Comment 11 for bug 1391339

Revision history for this message
Stefan Bader (smb) wrote :

It may look like a Xen issue. Though the t1.micro instance where using some 3.4 versions, too. One had some "kaos" in the version string the other looked more like to more common variant. If Amazon does not play tricks and have different patches applied to the same versions of Xen on different instance types (which I can only hope they don't), then the issue might be caused by the networking setup in dom0. Different versions of Xen likely mean different kernels in dom0 (but they could as well have different kernels in dom0 with the same xen version). And of course we have no clue whether they use standard bridging or maybe openvswitch, and if openvswitch whether the use the in-kernel version or the upstream one...

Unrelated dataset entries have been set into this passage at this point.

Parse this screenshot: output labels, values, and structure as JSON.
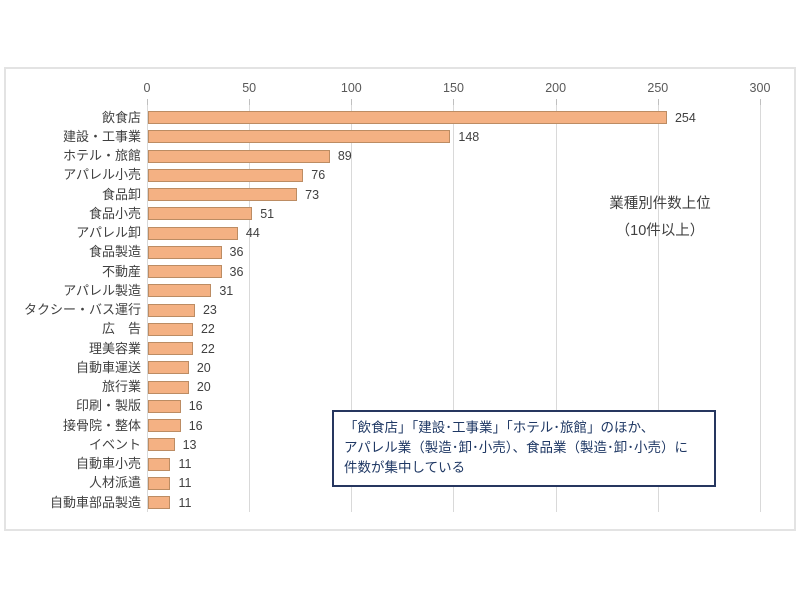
{
  "panel": {
    "background": "#ffffff",
    "border_color": "#e3e3e3"
  },
  "chart_data": {
    "type": "bar",
    "orientation": "horizontal",
    "title": "",
    "xlabel": "",
    "ylabel": "",
    "categories": [
      "飲食店",
      "建設・工事業",
      "ホテル・旅館",
      "アパレル小売",
      "食品卸",
      "食品小売",
      "アパレル卸",
      "食品製造",
      "不動産",
      "アパレル製造",
      "タクシー・バス運行",
      "広　告",
      "理美容業",
      "自動車運送",
      "旅行業",
      "印刷・製版",
      "接骨院・整体",
      "イベント",
      "自動車小売",
      "人材派遣",
      "自動車部品製造"
    ],
    "values": [
      254,
      148,
      89,
      76,
      73,
      51,
      44,
      36,
      36,
      31,
      23,
      22,
      22,
      20,
      20,
      16,
      16,
      13,
      11,
      11,
      11
    ],
    "axis": {
      "min": 0,
      "max": 300,
      "tick_interval": 50,
      "ticks": [
        0,
        50,
        100,
        150,
        200,
        250,
        300
      ],
      "position": "top"
    },
    "grid": true,
    "legend": false,
    "colors": {
      "bar_fill": "#f4b183",
      "bar_border": "#bc8c63",
      "gridline": "#d9d9d9",
      "tick_label": "#595959",
      "category_label": "#404040",
      "value_label": "#404040"
    }
  },
  "annotations": {
    "side_label_line1": "業種別件数上位",
    "side_label_line2": "（10件以上）",
    "callout_line1": "「飲食店」「建設･工事業」「ホテル･旅館」のほか、",
    "callout_line2": "アパレル業（製造･卸･小売）、食品業（製造･卸･小売）に",
    "callout_line3": "件数が集中している",
    "callout_border_color": "#26365f",
    "callout_text_color": "#1f3864"
  }
}
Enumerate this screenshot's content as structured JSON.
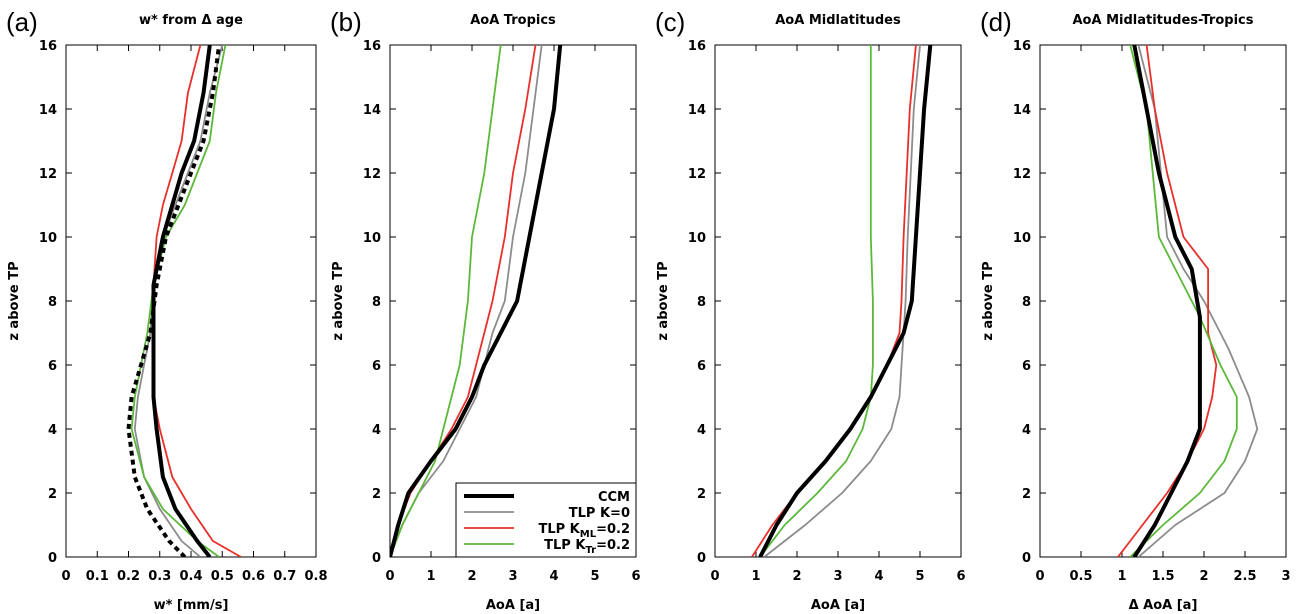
{
  "colors": {
    "ccm": "#000000",
    "k0": "#8c8c8c",
    "kml": "#e8302b",
    "ktr": "#5cb83a"
  },
  "legend": {
    "entries": [
      {
        "key": "ccm",
        "label": "CCM",
        "sub": ""
      },
      {
        "key": "k0",
        "label": "TLP K=0",
        "sub": ""
      },
      {
        "key": "kml",
        "label": "TLP K",
        "sub": "ML",
        "suffix": "=0.2"
      },
      {
        "key": "ktr",
        "label": "TLP K",
        "sub": "Tr",
        "suffix": "=0.2"
      }
    ]
  },
  "chart_data": [
    {
      "type": "line",
      "letter": "(a)",
      "title": "w* from Δ age",
      "xlabel": "w* [mm/s]",
      "ylabel": "z above TP",
      "xlim": [
        0,
        0.8
      ],
      "ylim": [
        0,
        16
      ],
      "xticks": [
        0,
        0.1,
        0.2,
        0.3,
        0.4,
        0.5,
        0.6,
        0.7,
        0.8
      ],
      "xtick_labels": [
        "0",
        "0.1",
        "0.2",
        "0.3",
        "0.4",
        "0.5",
        "0.6",
        "0.7",
        "0.8"
      ],
      "yticks": [
        0,
        2,
        4,
        6,
        8,
        10,
        12,
        14,
        16
      ],
      "series": [
        {
          "key": "ccm",
          "width": 4,
          "dash": "",
          "x": [
            0.46,
            0.42,
            0.35,
            0.31,
            0.29,
            0.28,
            0.28,
            0.28,
            0.28,
            0.31,
            0.34,
            0.37,
            0.41,
            0.44,
            0.46
          ],
          "y": [
            0,
            0.5,
            1.5,
            2.5,
            4,
            5,
            6,
            7,
            8.5,
            10,
            11,
            12,
            13,
            14.5,
            16
          ]
        },
        {
          "key": "ccm",
          "width": 4,
          "dash": "5,4",
          "x": [
            0.38,
            0.33,
            0.26,
            0.22,
            0.2,
            0.21,
            0.24,
            0.27,
            0.29,
            0.32,
            0.36,
            0.4,
            0.44,
            0.47,
            0.49
          ],
          "y": [
            0,
            0.5,
            1.5,
            2.5,
            4,
            5,
            6,
            7,
            8.5,
            10,
            11,
            12,
            13,
            14.5,
            16
          ]
        },
        {
          "key": "k0",
          "width": 1.8,
          "dash": "",
          "x": [
            0.43,
            0.37,
            0.3,
            0.25,
            0.22,
            0.23,
            0.25,
            0.27,
            0.28,
            0.31,
            0.35,
            0.39,
            0.43,
            0.46,
            0.5
          ],
          "y": [
            0,
            0.5,
            1.5,
            2.5,
            4,
            5,
            6,
            7,
            8.5,
            10,
            11,
            12,
            13,
            14.5,
            16
          ]
        },
        {
          "key": "kml",
          "width": 1.8,
          "dash": "",
          "x": [
            0.56,
            0.47,
            0.4,
            0.34,
            0.3,
            0.28,
            0.28,
            0.28,
            0.28,
            0.29,
            0.31,
            0.34,
            0.37,
            0.39,
            0.43
          ],
          "y": [
            0,
            0.5,
            1.5,
            2.5,
            4,
            5,
            6,
            7,
            8.5,
            10,
            11,
            12,
            13,
            14.5,
            16
          ]
        },
        {
          "key": "ktr",
          "width": 1.8,
          "dash": "",
          "x": [
            0.49,
            0.42,
            0.31,
            0.25,
            0.21,
            0.22,
            0.24,
            0.26,
            0.28,
            0.32,
            0.38,
            0.42,
            0.46,
            0.48,
            0.51
          ],
          "y": [
            0,
            0.5,
            1.5,
            2.5,
            4,
            5,
            6,
            7,
            8.5,
            10,
            11,
            12,
            13,
            14.5,
            16
          ]
        }
      ]
    },
    {
      "type": "line",
      "letter": "(b)",
      "title": "AoA Tropics",
      "xlabel": "AoA [a]",
      "ylabel": "z above TP",
      "xlim": [
        0,
        6
      ],
      "ylim": [
        0,
        16
      ],
      "xticks": [
        0,
        1,
        2,
        3,
        4,
        5,
        6
      ],
      "xtick_labels": [
        "0",
        "1",
        "2",
        "3",
        "4",
        "5",
        "6"
      ],
      "yticks": [
        0,
        2,
        4,
        6,
        8,
        10,
        12,
        14,
        16
      ],
      "legend": "bottom-right",
      "series": [
        {
          "key": "ccm",
          "width": 4,
          "dash": "",
          "x": [
            0,
            0.1,
            0.2,
            0.45,
            1.0,
            1.6,
            2.0,
            2.3,
            2.7,
            3.1,
            3.4,
            3.7,
            4.0,
            4.15
          ],
          "y": [
            0,
            0.5,
            1,
            2,
            3,
            4,
            5,
            6,
            7,
            8,
            10,
            12,
            14,
            16
          ]
        },
        {
          "key": "k0",
          "width": 1.8,
          "dash": "",
          "x": [
            0,
            0.3,
            0.7,
            1.3,
            1.7,
            2.1,
            2.3,
            2.5,
            2.8,
            3.0,
            3.3,
            3.5,
            3.7
          ],
          "y": [
            0,
            1,
            2,
            3,
            4,
            5,
            6,
            7,
            8,
            10,
            12,
            14,
            16
          ]
        },
        {
          "key": "kml",
          "width": 1.8,
          "dash": "",
          "x": [
            0,
            0.2,
            0.5,
            1.0,
            1.5,
            1.9,
            2.1,
            2.3,
            2.5,
            2.8,
            3.0,
            3.3,
            3.55
          ],
          "y": [
            0,
            1,
            2,
            3,
            4,
            5,
            6,
            7,
            8,
            10,
            12,
            14,
            16
          ]
        },
        {
          "key": "ktr",
          "width": 1.8,
          "dash": "",
          "x": [
            0,
            0.3,
            0.7,
            1.1,
            1.3,
            1.5,
            1.7,
            1.9,
            2.0,
            2.3,
            2.7
          ],
          "y": [
            0,
            1,
            2,
            3,
            4,
            5,
            6,
            8,
            10,
            12,
            16
          ]
        }
      ]
    },
    {
      "type": "line",
      "letter": "(c)",
      "title": "AoA Midlatitudes",
      "xlabel": "AoA [a]",
      "ylabel": "z above TP",
      "xlim": [
        0,
        6
      ],
      "ylim": [
        0,
        16
      ],
      "xticks": [
        0,
        1,
        2,
        3,
        4,
        5,
        6
      ],
      "xtick_labels": [
        "0",
        "1",
        "2",
        "3",
        "4",
        "5",
        "6"
      ],
      "yticks": [
        0,
        2,
        4,
        6,
        8,
        10,
        12,
        14,
        16
      ],
      "series": [
        {
          "key": "ccm",
          "width": 4,
          "dash": "",
          "x": [
            1.1,
            1.5,
            2.0,
            2.7,
            3.3,
            3.8,
            4.2,
            4.6,
            4.8,
            4.9,
            5.1,
            5.25
          ],
          "y": [
            0,
            1,
            2,
            3,
            4,
            5,
            6,
            7,
            8,
            10,
            14,
            16
          ]
        },
        {
          "key": "k0",
          "width": 1.8,
          "dash": "",
          "x": [
            1.2,
            2.2,
            3.1,
            3.8,
            4.3,
            4.5,
            4.55,
            4.6,
            4.65,
            4.7,
            4.85,
            5.0
          ],
          "y": [
            0,
            1,
            2,
            3,
            4,
            5,
            6,
            7,
            8,
            10,
            14,
            16
          ]
        },
        {
          "key": "kml",
          "width": 1.8,
          "dash": "",
          "x": [
            0.9,
            1.4,
            2.0,
            2.7,
            3.3,
            3.8,
            4.2,
            4.5,
            4.55,
            4.6,
            4.75,
            4.9
          ],
          "y": [
            0,
            1,
            2,
            3,
            4,
            5,
            6,
            7,
            8,
            10,
            14,
            16
          ]
        },
        {
          "key": "ktr",
          "width": 1.8,
          "dash": "",
          "x": [
            1.1,
            1.7,
            2.5,
            3.2,
            3.6,
            3.8,
            3.85,
            3.85,
            3.8,
            3.8,
            3.8
          ],
          "y": [
            0,
            1,
            2,
            3,
            4,
            5,
            6,
            8,
            10,
            12,
            16
          ]
        }
      ]
    },
    {
      "type": "line",
      "letter": "(d)",
      "title": "AoA Midlatitudes-Tropics",
      "xlabel": "Δ AoA [a]",
      "ylabel": "z above TP",
      "xlim": [
        0,
        3
      ],
      "ylim": [
        0,
        16
      ],
      "xticks": [
        0,
        0.5,
        1,
        1.5,
        2,
        2.5,
        3
      ],
      "xtick_labels": [
        "0",
        "0.5",
        "1",
        "1.5",
        "2",
        "2.5",
        "3"
      ],
      "yticks": [
        0,
        2,
        4,
        6,
        8,
        10,
        12,
        14,
        16
      ],
      "series": [
        {
          "key": "ccm",
          "width": 4,
          "dash": "",
          "x": [
            1.15,
            1.4,
            1.6,
            1.8,
            1.95,
            1.95,
            1.95,
            1.95,
            1.85,
            1.65,
            1.45,
            1.3,
            1.15
          ],
          "y": [
            0,
            1,
            2,
            3,
            4,
            5,
            6,
            7.5,
            9,
            10,
            12,
            14,
            16
          ]
        },
        {
          "key": "k0",
          "width": 1.8,
          "dash": "",
          "x": [
            1.2,
            1.65,
            2.25,
            2.5,
            2.65,
            2.55,
            2.3,
            2.0,
            1.75,
            1.55,
            1.4,
            1.2
          ],
          "y": [
            0,
            1,
            2,
            3,
            4,
            5,
            6.5,
            8,
            9,
            10,
            14,
            16
          ]
        },
        {
          "key": "kml",
          "width": 1.8,
          "dash": "",
          "x": [
            0.95,
            1.25,
            1.55,
            1.8,
            2.0,
            2.1,
            2.15,
            2.05,
            2.05,
            1.75,
            1.55,
            1.4,
            1.3
          ],
          "y": [
            0,
            1,
            2,
            3,
            4,
            5,
            6,
            7,
            9,
            10,
            12,
            14,
            16
          ]
        },
        {
          "key": "ktr",
          "width": 1.8,
          "dash": "",
          "x": [
            1.1,
            1.5,
            1.95,
            2.25,
            2.4,
            2.4,
            2.2,
            1.95,
            1.65,
            1.45,
            1.3,
            1.1
          ],
          "y": [
            0,
            1,
            2,
            3,
            4,
            5,
            6,
            7.5,
            9,
            10,
            14,
            16
          ]
        }
      ]
    }
  ]
}
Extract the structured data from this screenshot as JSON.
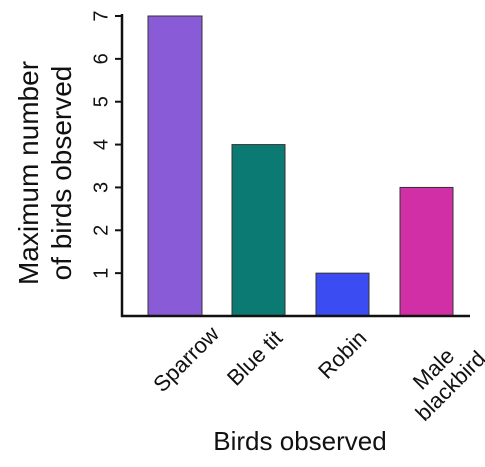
{
  "chart_data": {
    "type": "bar",
    "categories": [
      "Sparrow",
      "Blue tit",
      "Robin",
      "Male blackbird"
    ],
    "values": [
      7,
      4,
      1,
      3
    ],
    "colors": [
      "#8a5bd6",
      "#0b7a72",
      "#3a4cf2",
      "#d02fa6"
    ],
    "ylim": [
      0,
      7
    ],
    "yticks": [
      1,
      2,
      3,
      4,
      5,
      6,
      7
    ],
    "ylabel": "Maximum number of birds observed",
    "xlabel": "Birds observed"
  }
}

So it might be a kernel issue but not as you think. The fact that guest kernels before 3.13 handled GRO=on better is just because they did not use GRO (even when set on). So the guest kernel did not regress. It just uncovered a problem that likely existed before. From what we gathered for now my vague theory would be that something in the host kernel (counting openvswitch modules of any origin to that) causes GRO turned on inside a guest to slower than faster (and also with a greater variance in the average). Some people with better networking skills said it could happen if skb TRUESIZE goes wrong or a big skb end up with many small fragments. If we ignore the case where two instances end up on the same host, we have a chain of the host receiving the packets through its NIC, then routing/switching them onto the netback of the guest which then makes them available to netfornt inside the guest. And right now that area (host receiving and forwarding) looks suspicious.